Greg Thomas

Personal information
- Full name: John Gregory Thomas
- Born: 12 August 1960 (age 66) Trebanos, Glamorgan, Wales
- Batting: Right-handed
- Bowling: Right-arm fast
- Role: Bowler

International information
- National side: England;
- Test debut (cap 515): 21 February 1986 v West Indies
- Last Test: 7 August 1986 v New Zealand
- ODI debut (cap 86): 18 February 1986 v West Indies
- Last ODI: 25 May 1987 v Pakistan

Domestic team information
- 1979–1988: Glamorgan
- 1983/84–1986/87: Border
- 1984/85–1986/87: Impalas
- 1987/88–1988/89: Eastern Province
- 1989–1991: Northamptonshire

Career statistics
| Competition | Test | ODI | FC | LA |
| Matches | 5 | 3 | 192 | 193 |
| Runs scored | 83 | 1 | 3,419 | 1,536 |
| Batting average | 13.83 | 1.00 | 16.43 | 13.12 |
| 100s/50s | 0/0 | 0/0 | 2/7 | 0/1 |
| Top score | 31* | 1* | 110 | 65* |
| Balls bowled | 774 | 156 | 27,916 | 8,801 |
| Wickets | 10 | 3 | 525 | 233 |
| Bowling average | 50.40 | 48.00 | 31.05 | 27.32 |
| 5 wickets in innings | 0 | 0 | 18 | 3 |
| 10 wickets in match | 0 | 0 | 1 | 0 |
| Best bowling | 4/70 | 2/59 | 7/75 | 5/17 |
| Catches/stumpings | 0/– | 0/– | 74/– | 36/– |
- Source: CricketArchive, 19 August 2012

= Greg Thomas =

Welsh cricketer

Greg Thomas (born John Gregory Thomas, 12 August 1960) is a Welsh former cricketer, who played in five Test matches and three One Day Internationals for England between 1986 and 1987.

==Life and career==
Thomas was born in Trebanos in Glamorgan. He was a genuine fast bowler, a rare sight in English cricket after the retirement of Bob Willis. However, apart from the raw pace, he was erratic and often had injury problems. At his best, he matched the speed of the fearsome West Indian pacemen on the tour of West Indies in 1985/86, but leaked too many runs with his wayward bowling. That difficult tour was followed by one Test in England, disruptive injury, and then a fruitless switch to play for Northamptonshire.
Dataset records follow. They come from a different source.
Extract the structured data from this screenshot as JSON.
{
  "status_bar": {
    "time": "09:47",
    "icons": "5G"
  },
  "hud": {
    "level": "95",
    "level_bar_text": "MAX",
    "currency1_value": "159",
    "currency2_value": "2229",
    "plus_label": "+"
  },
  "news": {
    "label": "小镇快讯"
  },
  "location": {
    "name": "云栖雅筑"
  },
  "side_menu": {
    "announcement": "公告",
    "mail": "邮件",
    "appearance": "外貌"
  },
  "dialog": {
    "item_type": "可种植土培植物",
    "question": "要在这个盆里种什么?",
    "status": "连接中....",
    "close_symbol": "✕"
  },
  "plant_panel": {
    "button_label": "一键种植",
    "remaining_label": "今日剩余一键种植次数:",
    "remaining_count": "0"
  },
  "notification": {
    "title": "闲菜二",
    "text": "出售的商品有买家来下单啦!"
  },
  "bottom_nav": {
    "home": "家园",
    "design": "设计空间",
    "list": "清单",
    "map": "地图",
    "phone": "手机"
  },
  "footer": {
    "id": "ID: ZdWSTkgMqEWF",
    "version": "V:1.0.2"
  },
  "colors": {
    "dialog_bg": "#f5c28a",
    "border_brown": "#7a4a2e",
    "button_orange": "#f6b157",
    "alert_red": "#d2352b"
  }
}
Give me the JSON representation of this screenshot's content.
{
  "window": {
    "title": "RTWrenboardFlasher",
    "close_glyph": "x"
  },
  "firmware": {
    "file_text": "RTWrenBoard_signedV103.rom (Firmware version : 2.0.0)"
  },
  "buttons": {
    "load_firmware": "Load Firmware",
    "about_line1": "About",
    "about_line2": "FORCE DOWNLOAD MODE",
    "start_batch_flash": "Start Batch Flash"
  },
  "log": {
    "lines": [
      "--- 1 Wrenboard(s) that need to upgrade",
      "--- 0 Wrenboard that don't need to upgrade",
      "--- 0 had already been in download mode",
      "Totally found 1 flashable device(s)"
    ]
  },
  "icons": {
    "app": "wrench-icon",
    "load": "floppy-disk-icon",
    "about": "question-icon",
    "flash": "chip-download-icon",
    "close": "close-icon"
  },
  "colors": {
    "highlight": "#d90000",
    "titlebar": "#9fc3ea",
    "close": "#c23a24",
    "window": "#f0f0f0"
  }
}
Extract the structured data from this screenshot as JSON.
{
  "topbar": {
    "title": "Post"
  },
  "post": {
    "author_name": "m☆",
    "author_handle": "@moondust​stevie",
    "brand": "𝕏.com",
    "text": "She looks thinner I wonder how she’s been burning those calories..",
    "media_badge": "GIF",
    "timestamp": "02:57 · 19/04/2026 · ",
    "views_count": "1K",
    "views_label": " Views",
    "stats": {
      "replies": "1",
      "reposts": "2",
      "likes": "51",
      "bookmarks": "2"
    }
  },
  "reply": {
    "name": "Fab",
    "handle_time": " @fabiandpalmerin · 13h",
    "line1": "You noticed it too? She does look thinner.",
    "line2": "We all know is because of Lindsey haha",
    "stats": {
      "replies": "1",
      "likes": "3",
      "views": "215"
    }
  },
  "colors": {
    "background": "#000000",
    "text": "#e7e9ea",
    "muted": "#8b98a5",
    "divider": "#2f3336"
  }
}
Highlights of his brief Test career included participating in a last-wicket stand of 72 with Richard Ellison in his second match, and taking 4–70 in his third. However, because he was in a struggling England side, and played most of his Tests against a dominant West Indies team, as of 2022, he jointly holds the unwanted record of playing the most Tests of any England player always to finish on the losing side. He did at least finish on the winning side in one of his one-day internationals against Pakistan, taking two wickets in his first over and helping in the last-wicket stand with Neil Foster that secured a series-clinching victory.

Thomas played for an England XI in limited-overs match against a Netherlands XI in 1989. However, he then joined the rebel tour to South Africa 1989–90 as a replacement for Philip DeFreitas, defying the international sporting boycott of the apartheid state. Although he took a first-class career-best 7 for 75 for Northamptonshire against Glamorgan the following season, Thomas had further injury problems and did not play for England again.

The West Indian batsman Viv Richards was notorious for punishing bowlers who dared to sledge him. So much so, that many opposing captains banned their players from the practice. However, in a county game against Glamorgan, Thomas attempted to sledge him after he had played at and missed several balls in a row. He told Richards: "It's red, round and weighs about five ounces, in case you were wondering". Richards hammered the next delivery out of the ground and into a nearby river. Turning to the bowler, he commented: "Greg, you know what it looks like, now go and find it".